Before you do anything further - STOP! Grab a cuppa and think. Is self-publishing the right way to go for you? And do you have the capacity to take on publishing your own work?
If the answers to these are - yes, then great - read on. Hopefully this article will be of some help to you.
Below are four of my eight key points to help guide you and make your self-publishing journey easier.
When I say 'Plan' I don't just mean the content, but treat the book like an all encombassing project entirely. Below is a list of things that you would need to think about planning for when undertaking a new 'project' :
- Approach & Tactics
- Materials/Equipment/Software Needed
- Sales - how to pitch and where to sell.
By doing this all before the project has even started will make your life undoubtedly easier. Don't miss this step out otherwise it will become harder and harder to plan further done the line!
Things that I never even considered important previously have now become paramount in getting myself and my work legitimised and legal.
The following pieces of admin will need to be monitored and conducted every time a piece of work is produced or a project is worked on:
- ISBN allocation and notification to Neilsen bookdata.
- Send a copy of the book to the British Library. Note: All books containing an ISBN needs to send a copy to the British Library in order to preserve the material for the use of future generations and to make it available for readers within the designated legal deposit libraries.

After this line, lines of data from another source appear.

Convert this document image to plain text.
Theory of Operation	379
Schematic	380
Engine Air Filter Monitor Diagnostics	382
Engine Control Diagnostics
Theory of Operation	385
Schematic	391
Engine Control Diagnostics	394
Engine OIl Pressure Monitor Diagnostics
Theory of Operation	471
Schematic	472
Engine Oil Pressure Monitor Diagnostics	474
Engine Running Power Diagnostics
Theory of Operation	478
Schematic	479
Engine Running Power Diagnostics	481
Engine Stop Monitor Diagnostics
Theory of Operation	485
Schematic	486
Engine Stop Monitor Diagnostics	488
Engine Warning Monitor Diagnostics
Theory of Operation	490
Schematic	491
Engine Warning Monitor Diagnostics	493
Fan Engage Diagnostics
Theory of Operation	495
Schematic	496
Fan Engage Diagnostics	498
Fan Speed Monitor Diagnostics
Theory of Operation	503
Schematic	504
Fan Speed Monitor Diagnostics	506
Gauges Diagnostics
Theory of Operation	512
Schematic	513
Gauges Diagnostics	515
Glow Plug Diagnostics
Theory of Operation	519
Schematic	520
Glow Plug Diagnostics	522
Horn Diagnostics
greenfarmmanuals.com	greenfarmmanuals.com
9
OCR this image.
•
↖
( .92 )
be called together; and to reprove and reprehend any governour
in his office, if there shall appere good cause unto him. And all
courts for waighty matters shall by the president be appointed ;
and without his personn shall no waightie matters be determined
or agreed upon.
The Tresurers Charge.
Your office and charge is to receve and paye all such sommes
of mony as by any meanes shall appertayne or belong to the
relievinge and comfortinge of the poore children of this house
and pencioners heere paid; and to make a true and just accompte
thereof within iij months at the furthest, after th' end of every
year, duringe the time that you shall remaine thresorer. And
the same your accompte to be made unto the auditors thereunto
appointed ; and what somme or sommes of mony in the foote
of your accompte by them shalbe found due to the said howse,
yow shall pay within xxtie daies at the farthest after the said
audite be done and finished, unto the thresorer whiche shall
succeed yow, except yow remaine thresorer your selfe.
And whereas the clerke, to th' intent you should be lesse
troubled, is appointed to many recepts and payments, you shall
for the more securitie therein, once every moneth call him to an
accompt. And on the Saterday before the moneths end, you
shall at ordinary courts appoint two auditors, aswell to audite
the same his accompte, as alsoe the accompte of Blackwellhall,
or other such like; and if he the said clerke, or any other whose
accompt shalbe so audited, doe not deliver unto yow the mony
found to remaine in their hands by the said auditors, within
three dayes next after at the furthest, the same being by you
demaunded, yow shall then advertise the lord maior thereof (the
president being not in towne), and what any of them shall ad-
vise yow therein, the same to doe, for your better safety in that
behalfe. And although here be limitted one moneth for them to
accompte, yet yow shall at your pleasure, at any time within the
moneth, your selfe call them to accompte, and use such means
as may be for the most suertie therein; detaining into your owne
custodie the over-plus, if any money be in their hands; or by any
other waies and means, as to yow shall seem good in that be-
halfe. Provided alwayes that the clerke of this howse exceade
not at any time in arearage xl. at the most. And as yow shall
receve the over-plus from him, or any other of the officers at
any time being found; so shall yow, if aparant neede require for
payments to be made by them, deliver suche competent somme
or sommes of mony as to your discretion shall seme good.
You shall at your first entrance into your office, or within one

- Record all income and expenditure, as you will need to fill in a tax-return - I would advise setting up a business banking account to keep business away from pleasure.
- In light of this keep all receipts and file away - they may become useful in the future when there's a query regarding finances.
- Set-up publishing of books and ebooks through Amazon's KDP self-publishing system.
- Set-up and monitor an Author dashboard on Goodreads to communicate with readers of your books.
- Monitor and engage regularly with colleagues and like-minded individuals on all relevant social networks.
- Obtain regular data on marketing performance across all platforms, including: website, social networks, Google/SEO, book sales, etc.
You'll be surprised at how much time this actually takes. That's where the planning is so important - plan when all this needs to be done, so that you leave yourself with plenty of time to write!
What you need to do is focus and plan thoroughly which individuals and organisations would be most relevant to your book/project. This might be worth looking into the following areas:
- Press - look into not only the main focal point of the subject area of your work but also any other publications or sections within publications that may show an interest. For instance, if I was writing a poetry book about sport I would contact literary journalists as well as sports journalists.
- Charities - within most literary projects there are potential charitable organisations that would love to support and assist you with your work, but you must research this first. Neither you or the charity can afford to get this wrong!
- Companies - if you can get the support of a company or well established brand - then why not. Nationwide have recently taken the plunge and invested in poetry as a mechanism to market their brand to the general public. Not only is this helping them 'stand out from the crowd' it has also boosted the profile of the poets filmed within the adverts - it's a good partnership all round.
Please remember that the key for garnering support for your project is to plan, plan, plan! The more research you do before you publish - the more your project/writing will be seen by a highly relevant audience.
4. Template, Template, Template...
Some useful idea's around what items to template are as follows:
- Book - template a word document. That way you all you have to do is open it up and start typing away on your next project.
- Flyer/Poster - this is one may vary, as each of your books will have their own unique identity, but actually when you look at it more deeply, it makes complete sense. Just by being able to change a couple of fonts, colours and images you can create a consistent approach/feel to your marketing assets.
- Supporting documents - things like press-releases, letters/emails to journalists, letters of support, etc. will all be needed at some point throughout the publishing process, so why not have these already prepped for you to populate.
- Digital assets - in this day and age digital communications has become probably the centre-point for putting yourself and your products out there. By creating templates of your digital communications you will be able to whip something together in no-time.
All these templates will enable you to efficiently publish your projects and to communicate your work to the outside world quickly and effortlessly.